NEW YORK—A new kind of crowdfunding will give the average American a chance to invest in small companies and startups. But before you think about jumping in, there are some important things to keep in mind.
Under the new rules from the U.S. Securities and Exchange Commission, small businesses can raise up to $1 million a year by selling stakes in the company. The money raised may be used to grow the business. Early investors can earn money if the business succeeds. But the North American Securities Administrators Association urges caution to those thinking about giving their money to a startup.
Here are some tips:
WAIT: The rules won’t go into effect until sometime next year, and the exact date is not known yet. So sit tight and be wary of companies seeking cash right away.
KNOW THE RISK: Buying stock in any company, large or small, carries risk. But small businesses and startups can be even risker, the NASAA said. Some 50 percent of small businesses fail within their first five years.

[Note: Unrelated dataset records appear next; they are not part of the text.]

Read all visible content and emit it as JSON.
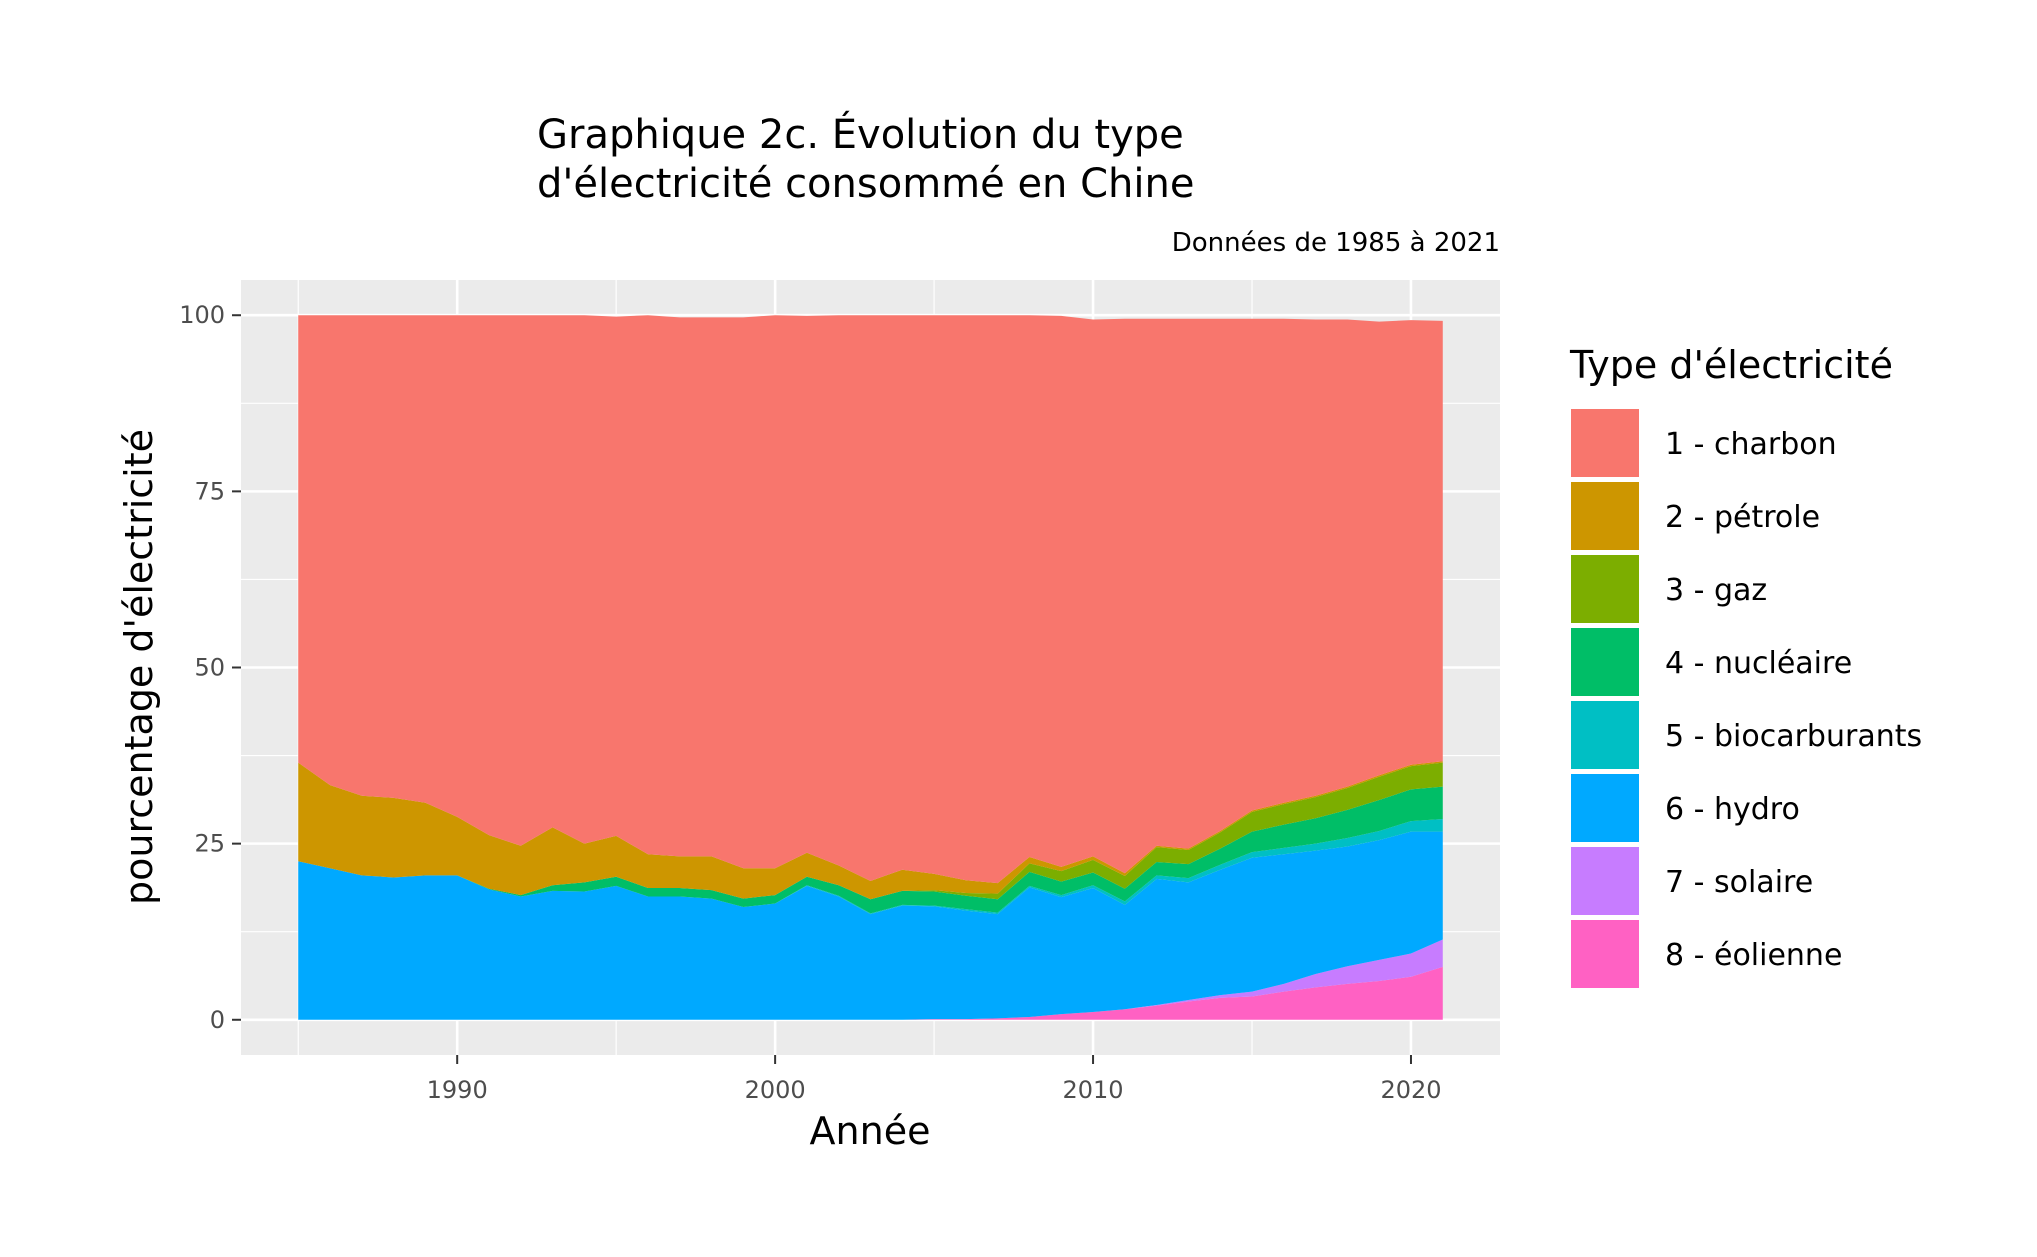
{
  "chart_data": {
    "type": "area",
    "stacked": true,
    "title_line1": "Graphique 2c. Évolution du type",
    "title_line2": "d'électricité consommé en Chine",
    "subtitle": "Données de 1985 à 2021",
    "xlabel": "Année",
    "ylabel": "pourcentage d'électricité",
    "xlim": [
      1983.2,
      2022.8
    ],
    "ylim": [
      -5,
      105
    ],
    "x_ticks": [
      1990,
      2000,
      2010,
      2020
    ],
    "x_minor_ticks": [
      1985,
      1995,
      2005,
      2015
    ],
    "y_ticks": [
      0,
      25,
      50,
      75,
      100
    ],
    "y_tick_labels": [
      "0",
      "25",
      "50",
      "75",
      "100"
    ],
    "grid": true,
    "legend_position": "right",
    "legend_title": "Type d'électricité",
    "years": [
      1985,
      1986,
      1987,
      1988,
      1989,
      1990,
      1991,
      1992,
      1993,
      1994,
      1995,
      1996,
      1997,
      1998,
      1999,
      2000,
      2001,
      2002,
      2003,
      2004,
      2005,
      2006,
      2007,
      2008,
      2009,
      2010,
      2011,
      2012,
      2013,
      2014,
      2015,
      2016,
      2017,
      2018,
      2019,
      2020,
      2021
    ],
    "series": [
      {
        "name": "8 - éolienne",
        "color": "#FF61C3",
        "values": [
          0,
          0,
          0,
          0,
          0,
          0,
          0,
          0,
          0,
          0,
          0,
          0,
          0,
          0,
          0,
          0,
          0,
          0,
          0,
          0,
          0.1,
          0.1,
          0.2,
          0.4,
          0.8,
          1.1,
          1.5,
          2.0,
          2.6,
          3.1,
          3.3,
          4.0,
          4.6,
          5.1,
          5.5,
          6.1,
          7.5
        ]
      },
      {
        "name": "7 - solaire",
        "color": "#C77CFF",
        "values": [
          0,
          0,
          0,
          0,
          0,
          0,
          0,
          0,
          0,
          0,
          0,
          0,
          0,
          0,
          0,
          0,
          0,
          0,
          0,
          0,
          0,
          0,
          0,
          0,
          0,
          0,
          0,
          0.1,
          0.2,
          0.4,
          0.7,
          1.1,
          1.9,
          2.5,
          3.0,
          3.3,
          3.9
        ]
      },
      {
        "name": "6 - hydro",
        "color": "#00A9FF",
        "values": [
          22.5,
          21.5,
          20.5,
          20.2,
          20.5,
          20.5,
          18.5,
          17.5,
          18.3,
          18.2,
          19.0,
          17.5,
          17.5,
          17.2,
          16.0,
          16.5,
          19.0,
          17.5,
          15.0,
          16.2,
          16.0,
          15.4,
          14.8,
          18.4,
          16.6,
          17.6,
          14.8,
          17.9,
          16.7,
          17.8,
          19.0,
          18.4,
          17.5,
          17.0,
          17.0,
          17.3,
          15.3
        ]
      },
      {
        "name": "5 - biocarburants",
        "color": "#00BFC4",
        "values": [
          0,
          0,
          0,
          0,
          0,
          0,
          0,
          0,
          0,
          0,
          0,
          0,
          0,
          0,
          0,
          0,
          0.1,
          0.1,
          0.1,
          0.1,
          0.1,
          0.2,
          0.2,
          0.2,
          0.3,
          0.4,
          0.5,
          0.5,
          0.6,
          0.7,
          0.8,
          0.9,
          1.0,
          1.2,
          1.3,
          1.5,
          1.8
        ]
      },
      {
        "name": "4 - nucléaire",
        "color": "#00BE67",
        "values": [
          0,
          0,
          0,
          0,
          0,
          0,
          0.1,
          0.2,
          0.8,
          1.3,
          1.3,
          1.2,
          1.2,
          1.2,
          1.2,
          1.2,
          1.2,
          1.5,
          2.0,
          2.0,
          2.0,
          1.9,
          1.9,
          2.0,
          1.9,
          1.8,
          1.8,
          1.9,
          2.0,
          2.3,
          2.9,
          3.3,
          3.6,
          4.0,
          4.4,
          4.5,
          4.6
        ]
      },
      {
        "name": "3 - gaz",
        "color": "#7CAE00",
        "values": [
          0,
          0,
          0,
          0,
          0,
          0,
          0,
          0,
          0,
          0,
          0,
          0,
          0,
          0,
          0,
          0,
          0,
          0,
          0,
          0,
          0.2,
          0.4,
          0.8,
          1.2,
          1.5,
          1.8,
          1.8,
          2.1,
          2.0,
          2.3,
          2.8,
          2.9,
          3.0,
          3.1,
          3.3,
          3.3,
          3.4
        ]
      },
      {
        "name": "2 - pétrole",
        "color": "#CD9600",
        "values": [
          14.0,
          11.8,
          11.3,
          11.3,
          10.3,
          8.3,
          7.6,
          7.0,
          8.2,
          5.5,
          5.8,
          4.8,
          4.5,
          4.8,
          4.3,
          3.8,
          3.4,
          2.8,
          2.6,
          3.0,
          2.3,
          1.8,
          1.5,
          0.9,
          0.6,
          0.5,
          0.4,
          0.2,
          0.2,
          0.2,
          0.2,
          0.2,
          0.2,
          0.2,
          0.2,
          0.2,
          0.2
        ]
      },
      {
        "name": "1 - charbon",
        "color": "#F8766D",
        "values": [
          63.5,
          66.7,
          68.2,
          68.5,
          69.2,
          71.2,
          73.8,
          75.3,
          72.7,
          75.0,
          73.7,
          76.5,
          76.5,
          76.5,
          78.2,
          78.5,
          76.2,
          78.1,
          80.3,
          78.7,
          79.3,
          80.2,
          80.6,
          76.9,
          78.2,
          76.2,
          78.7,
          74.8,
          75.2,
          72.7,
          69.8,
          68.7,
          67.6,
          66.3,
          64.4,
          63.1,
          62.5
        ]
      }
    ]
  }
}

RESEARCH: The SEC is requiring the small companies that are crowdfunding to provide financial statements. Make sure to check how much revenue it earns and if it’s profitable. Information will also be available about its founders and board. Check who they are and their track record with past businesses.
INVESTMENTS MAY BE LONG-TERM: Know that you may be stuck with an investment for a long time. The NASAA said it may be hard or impossible to sell stakes that you may buy.
KNOW THE RULES: The SEC put caps on how much money people can invest. Those with annual income or net worth below $100,000 can invest up to 5 percent of their yearly income or net worth, or $2,000 if that is greater. Those who earn more money can invest up to 10 percent. But no one can invest more than $100,000 in crowdfunding offerings during a 12-month period.